Não é de estranhar que, desde Setembro de 2001, os ataques terroristas sobre alvos civis se tenham tornado candidatos de primeira ordem à categoria de tragédia global, construída laboriosamente pelas televisões e agências noticiosas. O ataque às torres gémeas de Nova Iorque mudou o mundo, como se passou a dizer, sobretudo porque determinou a visão hegemónica do que é considerado insegurança global e de como o sentimento de insegurança é comunicado, ilustrado, instilado na opinião pública. Mudou o mundo porque nos obrigou a pensar no impensável e com isso aumento a auto-complacência do mundo ocidental: a dor, o sofrimento e o pesar reflectidos sobre si próprio, motivados pela perda de uma segurança considerada inabalável. Desde então, o impensável repetiu-se e deu origem a uma verdadeira iconografia “global”: o onze-de-setembro, o onze-de-março, o sete-de-julho… Não é preciso especificar para entendermos do que se trata e para revivermos o que aconteceu… filtrado, isso sim, pela forma estetizada como a televisão se empenha em mostrar a dor nesses cenários. As televisões portuguesas, por exemplo, insistem em apresentar breves genéricos a anteceder a cobertura em directo da tragédia, como se se tratasse de um programa de ficção ou como se não fosse bem só mais uma notícia. Sob a inspiração de uma música sempre grave, esses genéricos introduzem os factos e os actores principais que na maioria das vezes parecem ser os próprios jornalistas com a suas tiradas apoteóticas! Invertem-se as prioridades e o entretenimento já tomou conta da linha editorial.

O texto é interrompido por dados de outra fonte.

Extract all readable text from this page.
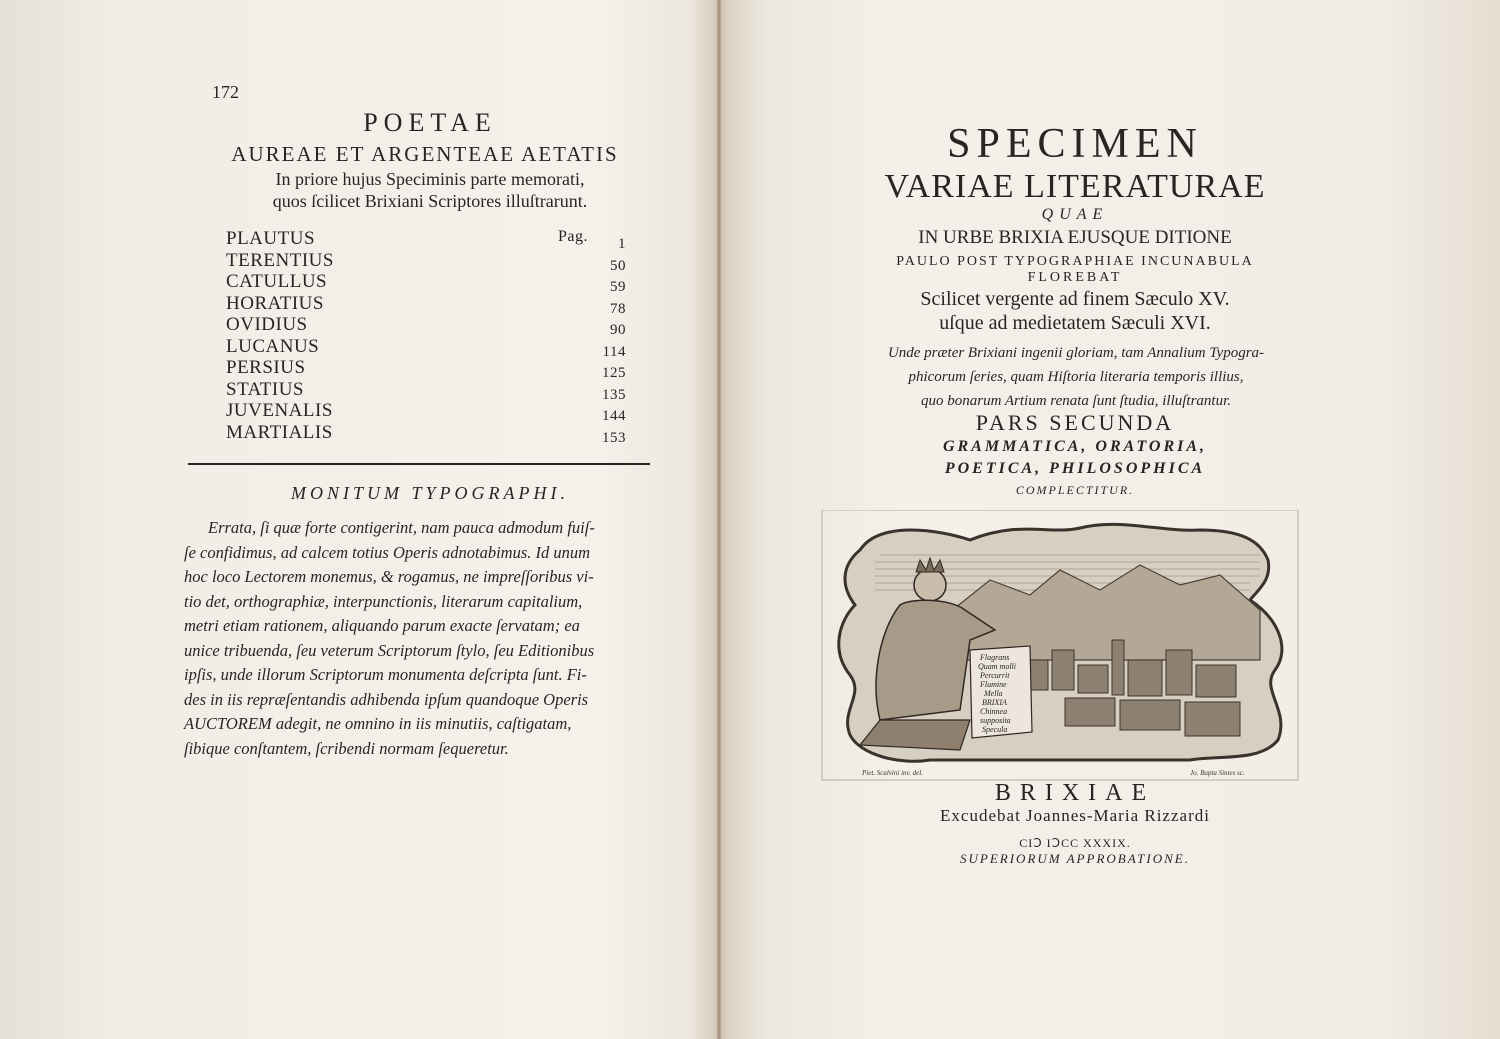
172
POETAE
AUREAE ET ARGENTEAE AETATIS
In priore hujus Speciminis parte memorati,
quos ſcilicet Brixiani Scriptores illuſtrarunt.
PLAUTUS	Pag. 1
TERENTIUS	50
CATULLUS	59
HORATIUS	78
OVIDIUS	90
LUCANUS	114
PERSIUS	125
STATIUS	135
JUVENALIS	144
MARTIALIS	153
MONITUM TYPOGRAPHI.
Errata, ſi quæ forte contigerint, nam pauca admodum fuiſ-
ſe confidimus, ad calcem totius Operis adnotabimus. Id unum
hoc loco Lectorem monemus, & rogamus, ne impreſſoribus vi-
tio det, orthographiæ, interpunctionis, literarum capitalium,
metri etiam rationem, aliquando parum exacte ſervatam; ea
unice tribuenda, ſeu veterum Scriptorum ſtylo, ſeu Editionibus
ipſis, unde illorum Scriptorum monumenta deſcripta ſunt. Fi-
des in iis repræſentandis adhibenda ipſum quandoque Operis
AUCTOREM adegit, ne omnino in iis minutiis, caſtigatam,
ſibique conſtantem, ſcribendi normam ſequeretur.
SPECIMEN
VARIAE LITERATURAE
QUAE
IN URBE BRIXIA EJUSQUE DITIONE
PAULO POST TYPOGRAPHIAE INCUNABULA
FLOREBAT
Scilicet vergente ad finem Sæculo XV.
uſque ad medietatem Sæculi XVI.
Unde præter Brixiani ingenii gloriam, tam Annalium Typogra-
phicorum ſeries, quam Hiſtoria literaria temporis illius,
quo bonarum Artium renata ſunt ſtudia, illuſtrantur.
PARS SECUNDA
GRAMMATICA, ORATORIA,
POETICA, PHILOSOPHICA
COMPLECTITUR.
Flagrans
Quam molli
Percurrit
Flumine
Mella
BRIXIA
Chinnea
supposita
Specula
Piet. Scalvini inv. del.	Jo. Bapta Sintes sc.
BRIXIAE
Excudebat Joannes-Maria Rizzardi
CIↃ IↃCC XXXIX.
SUPERIORUM APPROBATIONE.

E entretanto, a agenda que dominou a cimeira dos dirigentes do G8 passou quase desapercebida na televisão portuguesa, independentemente dos seus resultados concretos. Talvez porque se tratasse da discussão de tragédias mais ou menos silenciosas como a pobreza, a malária ou a escassez de água potável em África e o aquecimento global. Talvez porque seja mais difícil produzir a identificação do espectador ocidental com tais factos. Talvez porque os factos em causa obriguem mais a reflectir sobre a responsabilidade ocidental pelo estado do mundo do que a insistir na auto-complacência que o mundo ocidental projecta sobre si próprio, também com a ajuda da comunicação social. Talvez porque as vítimas sejam anónimas e não disponham da fleuma britânica, do seu carácter imperturbável face à tragédia… Talvez porque se acredite que as tragédias no Terceiro Mundo são sempre tragédias naturais e que as que ocorrem no nosso são sempre impensáveis. O que é verdade é que a cimeira de Gleneagles não mereceu a deslocação dos jornalistas e das câmaras, entretanto atraídos pela procura incansável de informar o público acerca do número de mortes dos ataques de Londres e das medidas do governo britânico contra a ameaça islâmica.